With terrorism fears heightened following the discovery of another plot to blow up a plane using an underwear bomb, the American Civil Liberties Union is trying to have one of the government’s tools against terrorism ruled unconstitutional.
The no-fly list has been around since 2003 and has grown to roughly 20,000 names, including about 500 U.S. citizens. It’s maintained by the FBI’s Terrorist Screening Center, which also keeps a terrorist watch list with more than 500,000 names.
The ACLU filed suit in 2010 and will argue this week the case should be heard in U.S. District Court in Portland. “In the modern day, air travel is absolutely fundamentally important to how we travel on a daily basis,” says ACLU attorney Nusrat Choudhury, “and that right to travel is protected by the Constitution’s promise of due process.”
The case involves 15 plaintiffs who are all U.S. citizens and Muslims. They argue the government refuses to explain why they were put on the list. It’s a point the TSC does not dispute. An official told Fox News that telling people they’re on the list would “compromise security.”
“If terrorists knew they were on the list, they would change their identity or turn to an operative who may not be on the list to conduct an attack,” the TSC official said.
Jamal Tarhuni is one of the Americans on the no-fly list, and he says the feds got it wrong. The Oregon businessman only learned he was on the list when he tried to fly home to Portland from Tunisia. He had just completed a humanitarian visit to his native Libya with the Christian group Medical Teams International. They delivered water and medical supplies to victims of the country’s civil war.
Tarhuni says he was eventually interviewed for several hours by FBI agents and kept in Tunis for a month before being allowed to fly home. He remains on the no-fly list and still doesn’t know why. He was recently forced to take a 36-hour train ride to give a speech in Minneapolis. Then he drove 17 hours to Washington, D.C., to meet with the Libyan prime minister. Altogether his travel took more than 100 hours.
“I think it’s my right, as an American citizen, that whoever placed me on the no-fly list should come out and tell me why,” says Tarhuni.

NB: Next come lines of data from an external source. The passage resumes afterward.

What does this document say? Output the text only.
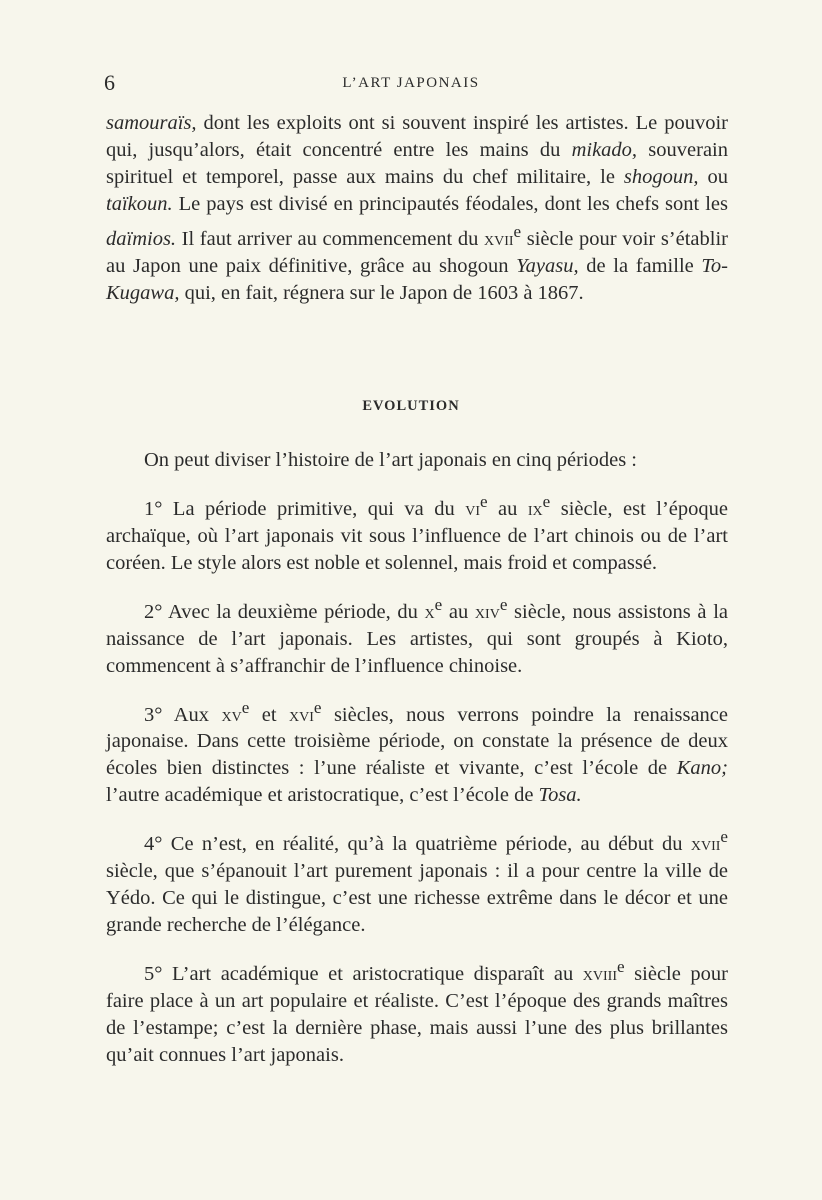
6	L’ART JAPONAIS

samouraïs, dont les exploits ont si souvent inspiré les artistes. Le pouvoir qui, jusqu’alors, était concentré entre les mains du mikado, souverain spirituel et temporel, passe aux mains du chef militaire, le shogoun, ou taïkoun. Le pays est divisé en principautés féodales, dont les chefs sont les daïmios. Il faut arriver au commencement du xvii$^e$ siècle pour voir s’établir au Japon une paix définitive, grâce au shogoun Yayasu, de la famille To-Kugawa, qui, en fait, régnera sur le Japon de 1603 à 1867.

EVOLUTION

On peut diviser l’histoire de l’art japonais en cinq périodes :

1° La période primitive, qui va du $vi^e$ au $ix^e$ siècle, est l’époque archaïque, où l’art japonais vit sous l’influence de l’art chinois ou de l’art coréen. Le style alors est noble et solennel, mais froid et compassé.

2° Avec la deuxième période, du $x^e$ au xiv$^e$ siècle, nous assistons à la naissance de l’art japonais. Les artistes, qui sont groupés à Kioto, commencent à s’affranchir de l’influence chinoise.

3° Aux $xv^e$ et xvi$^e$ siècles, nous verrons poindre la renaissance japonaise. Dans cette troisième période, on constate la présence de deux écoles bien distinctes : l’une réaliste et vivante, c’est l’école de Kano; l’autre académique et aristocratique, c’est l’école de Tosa.

4° Ce n’est, en réalité, qu’à la quatrième période, au début du xvii$^e$ siècle, que s’épanouit l’art purement japonais : il a pour centre la ville de Yédo. Ce qui le distingue, c’est une richesse extrême dans le décor et une grande recherche de l’élégance.

5° L’art académique et aristocratique disparaît au xviii$^e$ siècle pour faire place à un art populaire et réaliste. C’est l’époque des grands maîtres de l’estampe; c’est la dernière phase, mais aussi l’une des plus brillantes qu’ait connues l’art japonais.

There is a redress procedure that allows people who are mistakenly put on the list to have their name removed. Changes to the list are made daily. Jamal Tarhuni has not attempted redress, saying his lawyer believes it requires that he give up some of his constitutional rights. Tarhuni claims the FBI wanted him to take a polygraph test in Tunis, but he refused because he would have had to sign away his Miranda rights.
“They can ask me anything they want about what I know, and I’ll be more than happy to answer, because I have nothing to hide about what I’ve done in Libya, or how I’ve lived my life in the United States,” says Tarhuni.
The FBI says to be put on the no-fly list a person must be on the larger terrorist watch list and be considered a threat to the aircraft, its passengers or to national security. Jamal Tarhuni freely admits he worships at the Islamic Center of Portland, a mosque that has been at the center of several terrorist investigations since the terror attacks of Sept. 11, 2001.
The Portland Seven, a group of jihadists who tried to enter Afghanistan to fight American soldiers, belonged to the Islamic Center of Portland. It’s imam, Sheik Mohamed Kariye, was accused by one of the Portland Seven of funding the effort. Kariye was never charged with terrorism, but is also on the no-fly list and is one of the plaintiffs in the ACLU case.
Mohamed Osman Muhamud, a Somali-born U.S. citizen who was arrested for trying to detonate a fake van bomb at a Portland Christmas tree lighting ceremony in 2010, also attended the mosque.
A former member of the Portland Joint Terrorism Task Force says the no-fly list has saved lives. “I don’t think the mosque is any threat,” says Retired Milwaukie (OR) Police Chief Larry Kanzler. “It’s the activities of the people who attend that location who have drawn attention to themselves by their activities.”
Jamal Tarhuni says he never met any of the Portland Seven or Muhamud. And as far as his trips to Libya, he says ever since he fled the country, he has protested against the Qaddafi regime.
He hopes to be allowed to fly back in June to work with the new government in establishing a democracy that serves all the people.